When I wrote my very first blog post on the “unequal nature of equality,” I highlighted the significantly different ways in which men and women view each other stemming from how the message of equality is quite differently taught to boys and girls.

Men are biologically wired to treat women with kindness, and while there are exceptions, it certainly wasn’t difficult to indoctrinate men into a culture where they understood women as true-to-the-word equals: potentially friends, intellectual peers, worthy of their own opinions and voice with a valid world view based on their individual life experiences.

And men are taught, by every facet of modern life- government, academia, and the media- that both sexes possess the same equitable understanding of inter-gender dynamics; in fact, a man thinking any other way would be accused of misogyny.

The underlying narrative that governs the teaching of equality is anything but equal; boys are taught that they are somewhat responsible for a girl’s success and comfort, even when it is to their detriment, and girls are taught that their success and comfort should always be primary even when it is to the detriment of a boy (or, really, anyone else).

From an evolutionary perspective this is business as usual as men are disposable and women are valuable; a man’s value is derived from what he is able to contribute.

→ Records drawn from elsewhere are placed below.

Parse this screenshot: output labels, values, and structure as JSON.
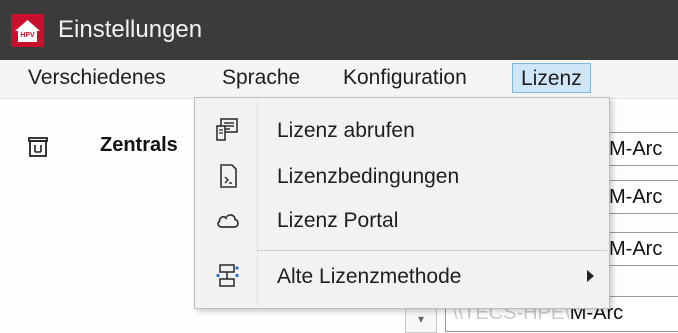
{
  "window": {
    "title": "Einstellungen",
    "app_icon": "house-logo-icon"
  },
  "menubar": {
    "items": [
      {
        "label": "Verschiedenes"
      },
      {
        "label": "Sprache"
      },
      {
        "label": "Konfiguration"
      },
      {
        "label": "Lizenz",
        "active": true
      }
    ]
  },
  "content": {
    "central_label": "Zentrals",
    "central_icon": "building-icon",
    "path_fields": [
      {
        "value": "M-Arc"
      },
      {
        "value": "M-Arc"
      },
      {
        "value": "M-Arc"
      },
      {
        "prefix": "\\\\TECS-HPE\\",
        "value": "M-Arc"
      }
    ]
  },
  "license_menu": {
    "items": [
      {
        "label": "Lizenz abrufen",
        "icon": "license-fetch-icon"
      },
      {
        "label": "Lizenzbedingungen",
        "icon": "document-icon"
      },
      {
        "label": "Lizenz Portal",
        "icon": "cloud-icon"
      },
      {
        "label": "Alte Lizenzmethode",
        "icon": "network-icon",
        "has_submenu": true
      }
    ]
  },
  "colors": {
    "titlebar": "#3b3b3b",
    "menu_highlight": "#cfe6f7",
    "menu_highlight_border": "#7fb6e0",
    "accent_blue": "#1a73c8",
    "logo_red": "#c8102e"
  }
}
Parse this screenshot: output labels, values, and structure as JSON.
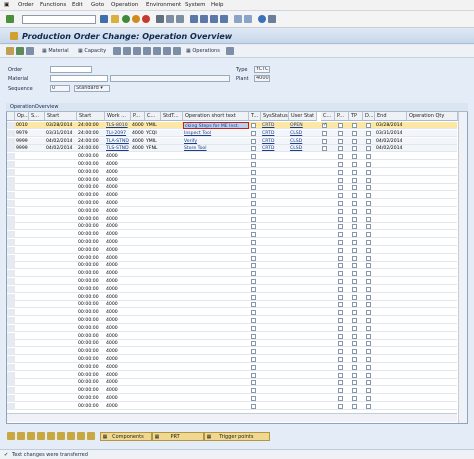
{
  "menu": [
    "Order",
    "Functions",
    "Edit",
    "Goto",
    "Operation",
    "Environment",
    "System",
    "Help"
  ],
  "title": "Production Order Change: Operation Overview",
  "app_toolbar": {
    "material": "Material",
    "capacity": "Capacity",
    "operations": "Operations"
  },
  "header": {
    "order_label": "Order",
    "material_label": "Material",
    "sequence_label": "Sequence",
    "sequence_value": "0",
    "sequence_type": "Standard",
    "type_label": "Type",
    "type_value": "YCTC",
    "plant_label": "Plant",
    "plant_value": "4000"
  },
  "grid": {
    "title": "OperationOverview",
    "columns": [
      "Op...",
      "S...",
      "Start",
      "Start",
      "Work ...",
      "P...",
      "C...",
      "StdT...",
      "Operation short text",
      "T...",
      "SysStatus",
      "User Stat",
      "C...",
      "P...",
      "TP",
      "D...",
      "End",
      "Operation Qty"
    ],
    "rows": [
      {
        "op": "0010",
        "start_date": "03/28/2014",
        "start_time": "24:00:00",
        "work": "TLS-8010",
        "plant": "4000",
        "ctrl": "YMIL",
        "text": "cking Steps for ME Inst.",
        "sys": "CRTD",
        "user": "OPEN",
        "c_on": true,
        "end": "03/28/2014",
        "highlight": true
      },
      {
        "op": "9979",
        "start_date": "03/31/2014",
        "start_time": "24:00:00",
        "work": "TLI-2097",
        "plant": "4000",
        "ctrl": "YCQI",
        "text": "Inspect Tool",
        "sys": "CRTD",
        "user": "CLSD",
        "c_on": false,
        "end": "03/31/2014",
        "highlight": false
      },
      {
        "op": "9999",
        "start_date": "04/02/2014",
        "start_time": "24:00:00",
        "work": "TLA-STND",
        "plant": "4000",
        "ctrl": "YMIL",
        "text": "Verify",
        "sys": "CRTD",
        "user": "CLSD",
        "c_on": false,
        "end": "04/02/2014",
        "highlight": false
      },
      {
        "op": "9999",
        "start_date": "04/02/2014",
        "start_time": "24:00:00",
        "work": "TLS-STND",
        "plant": "4000",
        "ctrl": "YFNL",
        "text": "Store Tool",
        "sys": "CRTD",
        "user": "CLSD",
        "c_on": false,
        "end": "04/02/2014",
        "highlight": false
      }
    ],
    "empty_time": "00:00:00",
    "empty_plant": "4000"
  },
  "bottom": {
    "components": "Components",
    "prt": "PRT",
    "trigger": "Trigger points"
  },
  "status_text": "Text changes were transferred"
}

This would be fine, as this is in line with Human Nature, but that is not what we teach boys and young men.

Boys are taught that men and women are quite literally the same in every way except for a minor difference in genitalia. And, historically, when all the naughty men were off building our civilization they were also systematically oppressing all of the victimized women; according to Feminist theory, this historic oppression has trickled down to a modern landscape where boys hold an invisible backpack of privilege and girl’s fight against a perpetual tide of oppression at every turn.

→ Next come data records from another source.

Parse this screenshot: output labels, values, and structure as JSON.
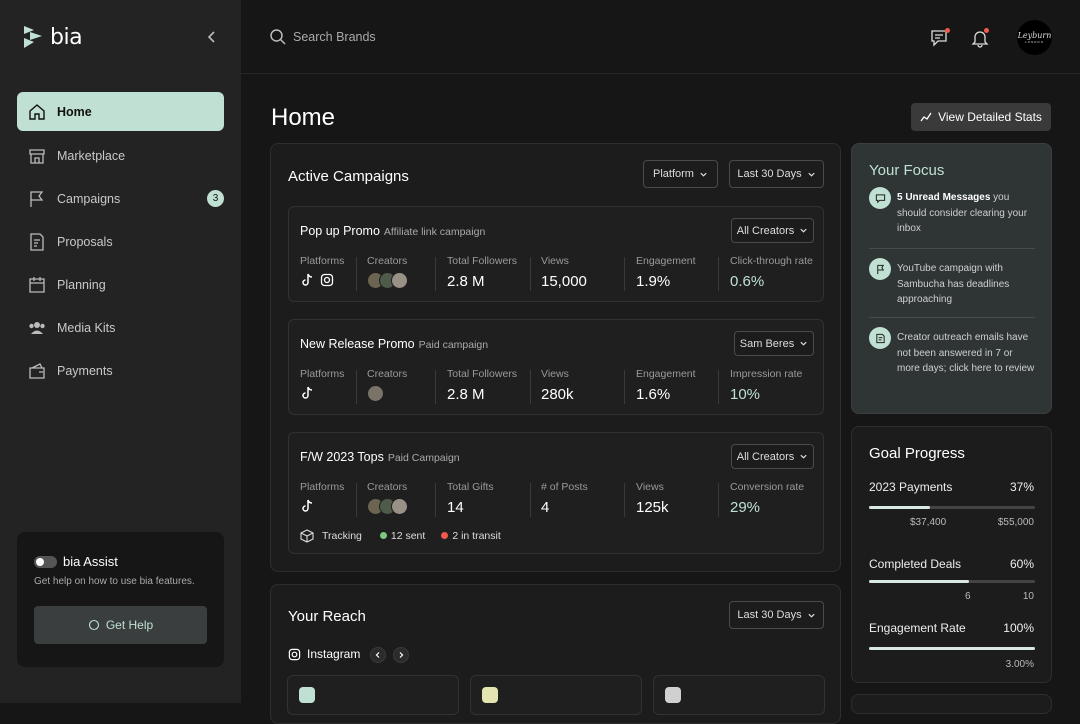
{
  "brand": {
    "name": "bia"
  },
  "sidebar": {
    "items": [
      {
        "label": "Home",
        "icon": "home-icon",
        "active": true
      },
      {
        "label": "Marketplace",
        "icon": "store-icon"
      },
      {
        "label": "Campaigns",
        "icon": "flag-icon",
        "badge": "3"
      },
      {
        "label": "Proposals",
        "icon": "document-edit-icon"
      },
      {
        "label": "Planning",
        "icon": "calendar-icon"
      },
      {
        "label": "Media Kits",
        "icon": "people-icon"
      },
      {
        "label": "Payments",
        "icon": "wallet-icon"
      }
    ],
    "assist": {
      "title": "bia Assist",
      "subtitle": "Get help on how to use bia features.",
      "button": "Get Help"
    }
  },
  "topbar": {
    "search_placeholder": "Search Brands",
    "avatar_text": "Leyburn",
    "avatar_sub": "LONDON"
  },
  "page": {
    "title": "Home",
    "stats_button": "View Detailed Stats"
  },
  "active_campaigns": {
    "title": "Active Campaigns",
    "filter_platform": "Platform",
    "filter_range": "Last 30 Days",
    "campaigns": [
      {
        "name": "Pop up Promo",
        "type": "Affiliate link campaign",
        "filter": "All Creators",
        "platforms_label": "Platforms",
        "creators_label": "Creators",
        "m1_label": "Total Followers",
        "m1_value": "2.8 M",
        "m2_label": "Views",
        "m2_value": "15,000",
        "m3_label": "Engagement",
        "m3_value": "1.9%",
        "m4_label": "Click-through rate",
        "m4_value": "0.6%"
      },
      {
        "name": "New Release Promo",
        "type": "Paid campaign",
        "filter": "Sam Beres",
        "platforms_label": "Platforms",
        "creators_label": "Creators",
        "m1_label": "Total Followers",
        "m1_value": "2.8 M",
        "m2_label": "Views",
        "m2_value": "280k",
        "m3_label": "Engagement",
        "m3_value": "1.6%",
        "m4_label": "Impression rate",
        "m4_value": "10%"
      },
      {
        "name": "F/W 2023 Tops",
        "type": "Paid Campaign",
        "filter": "All Creators",
        "platforms_label": "Platforms",
        "creators_label": "Creators",
        "m1_label": "Total Gifts",
        "m1_value": "14",
        "m2_label": "# of Posts",
        "m2_value": "4",
        "m3_label": "Views",
        "m3_value": "125k",
        "m4_label": "Conversion rate",
        "m4_value": "29%",
        "tracking": {
          "label": "Tracking",
          "sent": "12 sent",
          "transit": "2 in transit"
        }
      }
    ]
  },
  "reach": {
    "title": "Your Reach",
    "filter_range": "Last 30 Days",
    "platform": "Instagram"
  },
  "focus": {
    "title": "Your Focus",
    "items": [
      {
        "bold": "5 Unread Messages",
        "text": " you should consider clearing your inbox"
      },
      {
        "bold": "",
        "text": "YouTube campaign with Sambucha has deadlines approaching"
      },
      {
        "bold": "",
        "text": "Creator outreach emails have not been answered in 7 or more days; click here to review"
      }
    ]
  },
  "goals": {
    "title": "Goal Progress",
    "items": [
      {
        "label": "2023 Payments",
        "pct": "37%",
        "progress": 0.37,
        "left": "$37,400",
        "right": "$55,000"
      },
      {
        "label": "Completed Deals",
        "pct": "60%",
        "progress": 0.6,
        "left": "6",
        "right": "10"
      },
      {
        "label": "Engagement Rate",
        "pct": "100%",
        "progress": 1.0,
        "left": "",
        "right": "3.00%"
      }
    ]
  },
  "colors": {
    "accent": "#bfe0d2",
    "sent": "#7fc97f",
    "transit": "#f05a4c",
    "background": "#161616"
  }
}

This creates a climate where boys understand the concept of being a Good Man as putting women first in all regards, and girls who feel entitled to the success of the most successful man. At maturation, this foundation breeds a generation of polite men, able see the humanity in women, who end up baffled by the disgust they engender by showing weakness, and women who openly reduce and objectify men.

From a biological perspective, it is necessary for a woman to be able to efficiently categorize potential mates and suitors.  For the sake of simplicity in mate selection, women are able to sort all men into one of three categories (although, they can admittedly be somewhat nuanced: 1) The Alpha Male, 2) The Beta Male, and 3) The Omega male.